Dari Banyuwangi ke Bandung Naik Kereta Api Sangkuriang: Perjalanan Panjang yang Penuh Cerita
![]() |
| ilustrasi KA SAngkuriang melintasi Jembatan Citiis |
Perjalanan darat lintas provinsi selalu punya cerita sendiri. Salah satu rute yang menarik untuk dicoba adalah dari Banyuwangi menuju Bandung menggunakan kereta api. Bukan sekadar berpindah tempat, perjalanan ini menawarkan pengalaman panjang yang perlahan membawa kita dari ujung timur Pulau Jawa menuju wilayah barat dengan lanskap yang terus berubah.
Saya mencoba rute ini dengan menggunakan kereta api
Sangkuriang—sebuah pilihan perjalanan yang cukup nyaman, dengan durasi
perjalanan sekitar 17 jam. Berangkat dari Banyuwangi pukul 15.15 WIB, kereta
ini akan tiba di Bandung sekitar pukul 08.30 WIB keesokan harinya.
Pilihan Kelas dan Harga Tiket
Kereta api Sangkuriang menyediakan beberapa pilihan kelas
yang bisa disesuaikan dengan kebutuhan dan budget.
![]() |
| foto seat ekonomi premium stainless stell |
Untuk kelas ekonomi premium stainless steel, harga tiketnya berada di kisaran Rp500.000. Gerbong ini sudah menggunakan rangkaian modern berbahan stainless steel, dengan konfigurasi tempat duduk 2-2. Salah satu yang menarik, ada beberapa kursi yang saling berhadapan, seperti di nomor kursi 10–11. Posisi ini cocok untuk perjalanan bersama teman atau keluarga karena memungkinkan interaksi lebih leluasa sepanjang perjalanan.
![]() |
| Foto seat kelas Eksekutif |
Selain itu, tersedia juga kelas eksekutif dengan harga sekitar Rp750.000. Kelas ini menawarkan kenyamanan lebih dengan kursi yang bisa direbahkan, ruang kaki lebih lega, serta suasana yang lebih tenang.
![]() |
| foto seat kelas compartment |
Bagi yang menginginkan privasi ekstra, tersedia juga kelas compartment.
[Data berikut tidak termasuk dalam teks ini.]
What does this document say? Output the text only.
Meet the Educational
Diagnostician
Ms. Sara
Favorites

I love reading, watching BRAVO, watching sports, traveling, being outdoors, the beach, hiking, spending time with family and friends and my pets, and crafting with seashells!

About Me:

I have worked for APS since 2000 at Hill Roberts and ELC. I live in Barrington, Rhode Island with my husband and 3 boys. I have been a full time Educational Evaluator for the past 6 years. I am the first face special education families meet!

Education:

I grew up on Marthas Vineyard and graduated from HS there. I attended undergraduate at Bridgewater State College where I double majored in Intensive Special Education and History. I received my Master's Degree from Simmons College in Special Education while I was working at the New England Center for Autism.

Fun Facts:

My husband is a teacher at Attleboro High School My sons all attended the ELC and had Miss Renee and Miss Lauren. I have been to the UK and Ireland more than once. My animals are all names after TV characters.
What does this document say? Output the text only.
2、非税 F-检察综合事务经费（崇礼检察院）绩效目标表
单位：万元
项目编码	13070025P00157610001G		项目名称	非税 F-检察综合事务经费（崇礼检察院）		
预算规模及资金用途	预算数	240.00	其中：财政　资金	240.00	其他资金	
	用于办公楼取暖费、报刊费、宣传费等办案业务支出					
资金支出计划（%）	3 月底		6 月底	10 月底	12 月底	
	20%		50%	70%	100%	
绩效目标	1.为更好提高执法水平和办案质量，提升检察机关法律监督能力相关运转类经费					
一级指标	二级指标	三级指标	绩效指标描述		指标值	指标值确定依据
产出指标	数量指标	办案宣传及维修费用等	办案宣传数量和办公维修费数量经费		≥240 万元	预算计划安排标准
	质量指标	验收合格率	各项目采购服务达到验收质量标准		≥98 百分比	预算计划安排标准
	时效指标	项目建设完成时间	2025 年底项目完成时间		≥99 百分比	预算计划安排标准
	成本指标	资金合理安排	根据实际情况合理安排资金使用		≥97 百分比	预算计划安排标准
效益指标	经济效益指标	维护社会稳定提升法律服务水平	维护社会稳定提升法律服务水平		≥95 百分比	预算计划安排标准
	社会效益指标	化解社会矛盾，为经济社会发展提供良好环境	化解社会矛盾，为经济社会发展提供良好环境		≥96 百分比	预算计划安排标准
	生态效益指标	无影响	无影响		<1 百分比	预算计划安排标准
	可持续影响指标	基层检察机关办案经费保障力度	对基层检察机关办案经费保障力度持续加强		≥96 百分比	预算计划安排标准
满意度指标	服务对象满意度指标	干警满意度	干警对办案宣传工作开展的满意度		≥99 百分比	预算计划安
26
Kelas ini biasanya menawarkan ruang tertutup yang lebih eksklusif, cocok untuk perjalanan jarak jauh agar bisa beristirahat lebih maksimal.
Perjalanan Panjang yang Tidak Membosankan
Berangkat sore hari dari Banyuwangi memberi waktu untuk
menikmati perubahan suasana dari terang menuju malam. Perlahan, kota-kota
kecil, persawahan, hingga stasiun-stasiun di sepanjang jalur akan terlewati.
Saat malam tiba, suasana di dalam kereta cenderung lebih
tenang. Ini waktu yang tepat untuk beristirahat, membaca buku, atau sekadar
menikmati perjalanan dalam diam.
Namun, salah satu momen yang paling ditunggu justru terjadi
menjelang pagi.
Menyambut Sunrise di Jalur Menuju Bandung
Jika beruntung, kamu bisa mendapatkan bonus pemandangan yang
sulit dilupakan: sunrise berkabut saat kereta mulai mendekati wilayah Bandung.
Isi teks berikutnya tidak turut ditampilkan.